La faillite de la banque SVB aura été un problème de liquidités qui n’étaient pas disponibles mais tout est, au fond, parti, dit la Fed, d’un problème de solvabilité. SVB n’avait rien mis en place pour obtenir des liquidités au cas où.
Les leçons de la Fed
La Fed en tire toutefois des leçons génériques pour elle : les superviseurs n’ont pas pris la mesure des vulnérabilités grandissantes de la banque qui croissait sans contrôle, au fur et à mesure que les dépôts coulaient à flot (quand on se battait pour investir dans les start-up). Pis : quand les vulnérabilités étaient claires, après beaucoup de tergiversations, les superviseurs de la Fed n’ont pas forcé SVB à agir vite… C’est tout un secteur qui s’est endormi après dix ans de stabilité du monde bancaire et de bons résultats engrangés depuis la grande crise. De ce fait, on n’a rien vu venir, semble s’excuser la Fed.
Médias sociaux et cascade
La combinaison des médias sociaux, des clients (des start-up), très connectés entre eux, et la technologie digitale auront changé pour toujours la vitesse et l’intensité avec laquelle un bank run (tous les clients qui veulent retirer leur argent en même temps) peut avoir lieu : 40 milliards de dollars US le 9 mars, et 100 milliards le 10 mars, soit 85 % des dépôts de la banque !

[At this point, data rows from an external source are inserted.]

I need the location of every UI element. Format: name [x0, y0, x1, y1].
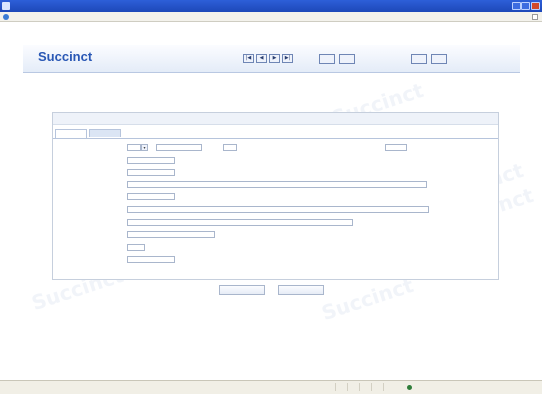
field-input-1b[interactable] [156, 144, 202, 151]
form-row-1: ▾ [53, 143, 498, 153]
internet-zone-icon [407, 385, 412, 390]
field-input-6[interactable] [127, 206, 429, 213]
toolbar-btn-3[interactable] [359, 54, 375, 64]
panel-title-bar [53, 113, 498, 125]
address-dropdown[interactable] [532, 14, 538, 20]
tab-1[interactable] [55, 129, 87, 138]
form-row-10 [53, 255, 498, 265]
form-actions [0, 285, 542, 297]
save-button[interactable] [219, 285, 265, 295]
order-form-panel: ▾ [52, 112, 499, 280]
field-input-10[interactable] [127, 256, 175, 263]
form-row-7 [53, 218, 498, 228]
brand-logo: Succinct [38, 49, 93, 64]
form-row-9 [53, 243, 498, 253]
prev-record-button[interactable]: ◀ [256, 54, 267, 63]
toolbar-btn-2[interactable] [339, 54, 355, 64]
field-input-4[interactable] [127, 181, 427, 188]
form-row-5 [53, 192, 498, 202]
field-input-7[interactable] [127, 219, 353, 226]
next-record-button[interactable]: ▶ [269, 54, 280, 63]
form-row-6 [53, 205, 498, 215]
browser-page: Succinct Succinct Succinct Succinct Succ… [0, 22, 542, 380]
field-input-1a[interactable] [127, 144, 141, 151]
maximize-button[interactable] [521, 2, 530, 10]
form-row-4 [53, 180, 498, 190]
close-window-button[interactable] [531, 2, 540, 10]
status-divider [359, 383, 370, 391]
form-row-3 [53, 168, 498, 178]
form-row-2 [53, 156, 498, 166]
stepper-button[interactable]: ▾ [141, 144, 148, 151]
window-titlebar [0, 0, 542, 12]
app-header: Succinct |◀ ◀ ▶ ▶| [23, 45, 520, 73]
ie-app-icon [2, 2, 10, 10]
cancel-button[interactable] [278, 285, 324, 295]
page-icon [3, 14, 9, 20]
field-input-2[interactable] [127, 157, 175, 164]
status-divider [347, 383, 358, 391]
minimize-button[interactable] [512, 2, 521, 10]
status-divider [371, 383, 382, 391]
toolbar-btn-1[interactable] [319, 54, 335, 64]
field-input-1d[interactable] [385, 144, 407, 151]
field-input-5[interactable] [127, 193, 175, 200]
toolbar-btn-6[interactable] [411, 54, 427, 64]
toolbar-btn-7[interactable] [431, 54, 447, 64]
watermark: Succinct [318, 272, 417, 326]
status-bar [0, 380, 542, 394]
field-input-3[interactable] [127, 169, 175, 176]
first-record-button[interactable]: |◀ [243, 54, 254, 63]
toolbar-btn-5[interactable] [393, 54, 409, 64]
field-input-9[interactable] [127, 244, 145, 251]
status-divider [335, 383, 346, 391]
tab-strip [53, 129, 498, 139]
toolbar-btn-4[interactable] [376, 54, 392, 64]
tab-2[interactable] [89, 129, 121, 137]
last-record-button[interactable]: ▶| [282, 54, 293, 63]
form-row-8 [53, 230, 498, 240]
status-divider [383, 383, 394, 391]
field-input-8[interactable] [127, 231, 215, 238]
address-bar[interactable] [0, 12, 542, 22]
field-input-1c[interactable] [223, 144, 237, 151]
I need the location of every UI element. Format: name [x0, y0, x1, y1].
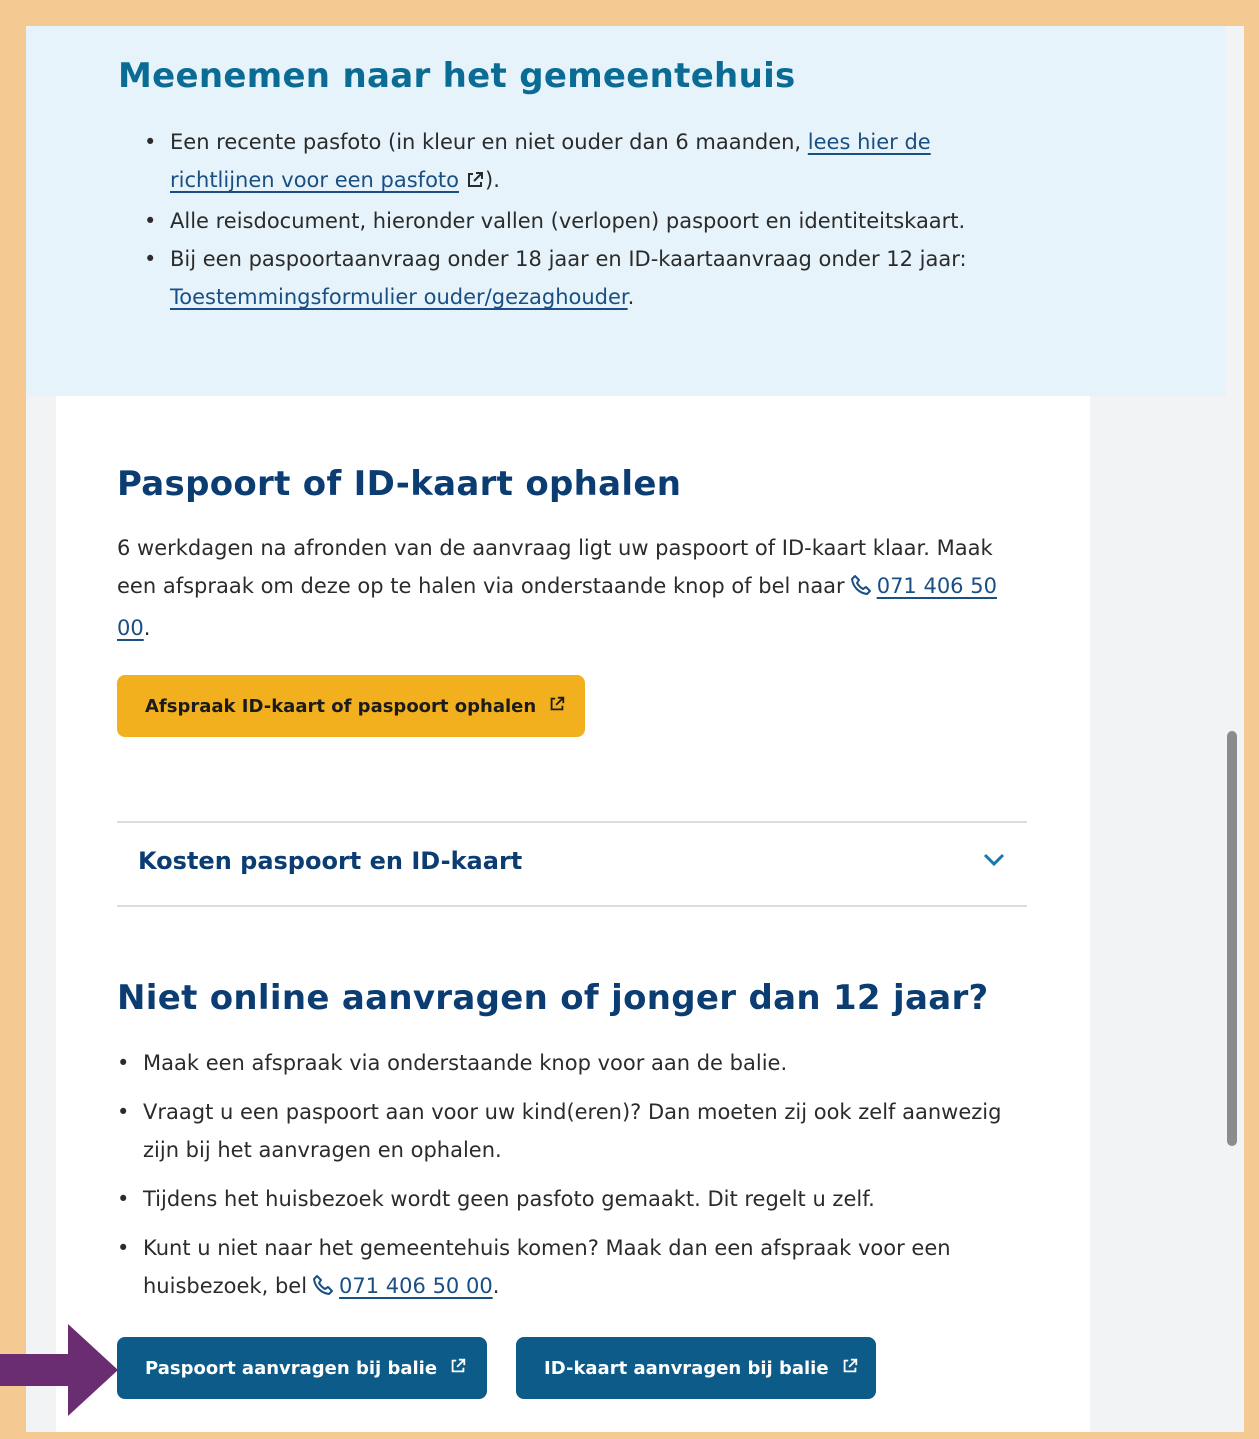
- list-item: Alle reisdocument, hieronder vallen (ver…: [144, 202, 1024, 240]
- info-heading: Meenemen naar het gemeentehuis: [118, 56, 796, 96]
- pickup-appointment-button[interactable]: Afspraak ID-kaart of paspoort ophalen: [117, 675, 585, 737]
- list-item: Een recente pasfoto (in kleur en niet ou…: [144, 123, 1024, 202]
- external-link-icon: [465, 164, 485, 202]
- phone-icon: [311, 1271, 335, 1309]
- external-link-icon: [841, 1357, 859, 1380]
- info-section: Meenemen naar het gemeentehuis Een recen…: [26, 26, 1226, 396]
- list-item: Bij een paspoortaanvraag onder 18 jaar e…: [144, 240, 1024, 316]
- list-item: Vraagt u een paspoort aan voor uw kind(e…: [117, 1093, 1007, 1169]
- info-bullet-list: Een recente pasfoto (in kleur en niet ou…: [144, 123, 1024, 316]
- accordion-title: Kosten paspoort en ID-kaart: [138, 847, 523, 875]
- highlight-frame: Meenemen naar het gemeentehuis Een recen…: [0, 0, 1259, 1439]
- pickup-heading: Paspoort of ID-kaart ophalen: [117, 464, 682, 504]
- list-item: Tijdens het huisbezoek wordt geen pasfot…: [117, 1180, 1007, 1218]
- list-item: Maak een afspraak via onderstaande knop …: [117, 1044, 1007, 1082]
- offline-heading: Niet online aanvragen of jonger dan 12 j…: [117, 978, 989, 1018]
- consent-form-link[interactable]: Toestemmingsformulier ouder/gezaghouder: [170, 285, 628, 309]
- list-item: Kunt u niet naar het gemeentehuis komen?…: [117, 1229, 1007, 1309]
- browser-viewport: Meenemen naar het gemeentehuis Een recen…: [26, 26, 1244, 1432]
- arrow-pointer-icon: [0, 1324, 120, 1425]
- costs-accordion[interactable]: Kosten paspoort en ID-kaart: [117, 821, 1027, 907]
- passport-counter-button[interactable]: Paspoort aanvragen bij balie: [117, 1337, 487, 1399]
- id-card-counter-button[interactable]: ID-kaart aanvragen bij balie: [516, 1337, 876, 1399]
- external-link-icon: [548, 695, 566, 718]
- scrollbar-thumb[interactable]: [1227, 731, 1237, 1146]
- external-link-icon: [449, 1357, 467, 1380]
- offline-bullet-list: Maak een afspraak via onderstaande knop …: [117, 1044, 1007, 1309]
- phone-link[interactable]: 071 406 50 00: [339, 1274, 493, 1298]
- pickup-paragraph: 6 werkdagen na afronden van de aanvraag …: [117, 536, 997, 640]
- chevron-down-icon: [983, 853, 1005, 872]
- phone-icon: [849, 571, 873, 609]
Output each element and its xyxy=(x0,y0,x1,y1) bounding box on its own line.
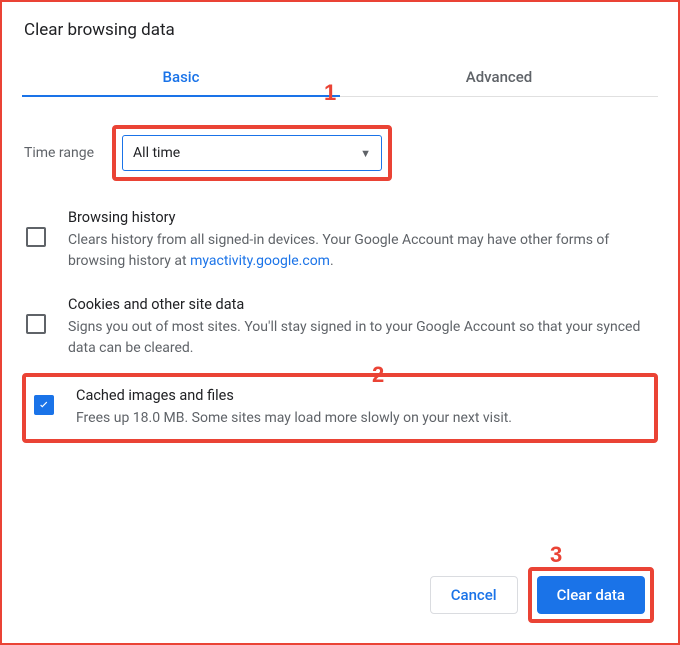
history-desc-post: . xyxy=(330,253,334,269)
time-range-value: All time xyxy=(133,145,180,161)
annotation-number-2: 2 xyxy=(372,362,384,388)
clear-browsing-data-dialog: Clear browsing data Basic Advanced Time … xyxy=(2,2,678,643)
myactivity-link[interactable]: myactivity.google.com xyxy=(190,253,330,269)
option-title-cache: Cached images and files xyxy=(76,387,650,404)
option-browsing-history: Browsing history Clears history from all… xyxy=(22,199,658,286)
dialog-footer: Cancel Clear data xyxy=(22,547,658,623)
cancel-button[interactable]: Cancel xyxy=(430,576,518,614)
time-range-row: Time range All time ▼ xyxy=(24,125,658,181)
tab-basic[interactable]: Basic xyxy=(22,58,340,96)
annotation-number-3: 3 xyxy=(550,542,562,568)
option-desc-history: Clears history from all signed-in device… xyxy=(68,230,658,272)
option-title-cookies: Cookies and other site data xyxy=(68,296,658,313)
spacer xyxy=(22,443,658,547)
chevron-down-icon: ▼ xyxy=(360,147,371,160)
options-list: Browsing history Clears history from all… xyxy=(22,199,658,443)
time-range-label: Time range xyxy=(24,145,94,161)
option-text: Browsing history Clears history from all… xyxy=(68,209,658,272)
checkbox-browsing-history[interactable] xyxy=(26,227,46,247)
annotation-box-1: All time ▼ xyxy=(112,125,392,181)
option-cookies: Cookies and other site data Signs you ou… xyxy=(22,286,658,373)
tab-advanced[interactable]: Advanced xyxy=(340,58,658,96)
option-text: Cached images and files Frees up 18.0 MB… xyxy=(76,387,650,429)
checkbox-cookies[interactable] xyxy=(26,314,46,334)
annotation-box-2: Cached images and files Frees up 18.0 MB… xyxy=(22,373,658,443)
tabs: Basic Advanced xyxy=(22,58,658,97)
checkbox-cache[interactable] xyxy=(34,395,54,415)
annotation-box-3: Clear data xyxy=(528,567,654,623)
clear-data-button[interactable]: Clear data xyxy=(537,576,645,614)
dialog-title: Clear browsing data xyxy=(24,20,658,40)
option-text: Cookies and other site data Signs you ou… xyxy=(68,296,658,359)
option-title-history: Browsing history xyxy=(68,209,658,226)
option-desc-cookies: Signs you out of most sites. You'll stay… xyxy=(68,317,658,359)
history-desc-pre: Clears history from all signed-in device… xyxy=(68,232,609,269)
time-range-select[interactable]: All time ▼ xyxy=(122,135,382,171)
annotation-number-1: 1 xyxy=(324,80,336,106)
option-desc-cache: Frees up 18.0 MB. Some sites may load mo… xyxy=(76,408,650,429)
option-cache: Cached images and files Frees up 18.0 MB… xyxy=(30,383,650,433)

La contamination, en cascade, de la faillite d’une banque régionale hyperconcentrée à d’autres banques traditionnelles qui offrent des services financiers et des crédits à des individus, des familles et des entreprises a été l’autre mauvaise surprise… Cela fera désormais partie d’une supervision spécialisée et des recherches seront menées pour mieux comprendre. La Fed voudrait aussi pouvoir dépasser les contraintes réglementaires en exigence de capital ou de liquidités, tant que les risques identifiés ne sont pas gérés.
Les banques devront prendre en compte les bénéfices ou pertes non réalisés sur les actifs servant à garantir les dépôts. On alignera les obligations en capital sur les vraies positions financières des banques et les petites banques seront régulées comme des grandes à partir de 100 milliards d’actifs.
D’autres faillites, d’autres profils
Soit, mais entre SVB et PacWest dont le marché semble attendre la déroute, il y a eu trois banques en faillite aux profils les plus divers, loin de SVB. Le point commun, c’est tout de même la remontée brutale des taux d’intérêt. Le remède commun, ce sont les autorités publiques américaines qui tentent d’arrêter le cycle infernal des bank runs par des mises sous tutelles des banques, les unes après les autres, via des rachats planifiés et des augmentations de garantie des dépôts.
L’Europe n’est pas contaminée grâce à une réglementation bancaire harmonisée, sévère et un système bancaire moins fragmenté. L’épargne est peu mobile chez nous car les taux d’intérêt sont alignés dans la zone euro. Avoir un compte dans un autre pays de la zone euro sans y être résident n’est pas aisé. Les banques sont pleines de dettes publiques dont la solidité entretient celle des banques. Tout ceci rend le bank run à l’américaine peu probable mais cela a un prix : l’actionnaire bancaire européen est moins rémunéré et le déposant bancaire européen a un rendement plus affecté par l’inflation que l’épargnant américain. Un point reste à éclaircir toutefois : le rôle des ventes à découvert qui fait pour l’instant tanguer PacWest.
Pour en savoir plus : Review of the Federal Reserve’s Supervision and Regulation of Silicon Valley Bank, April 2023, Board of governors of the Federal Reserve System.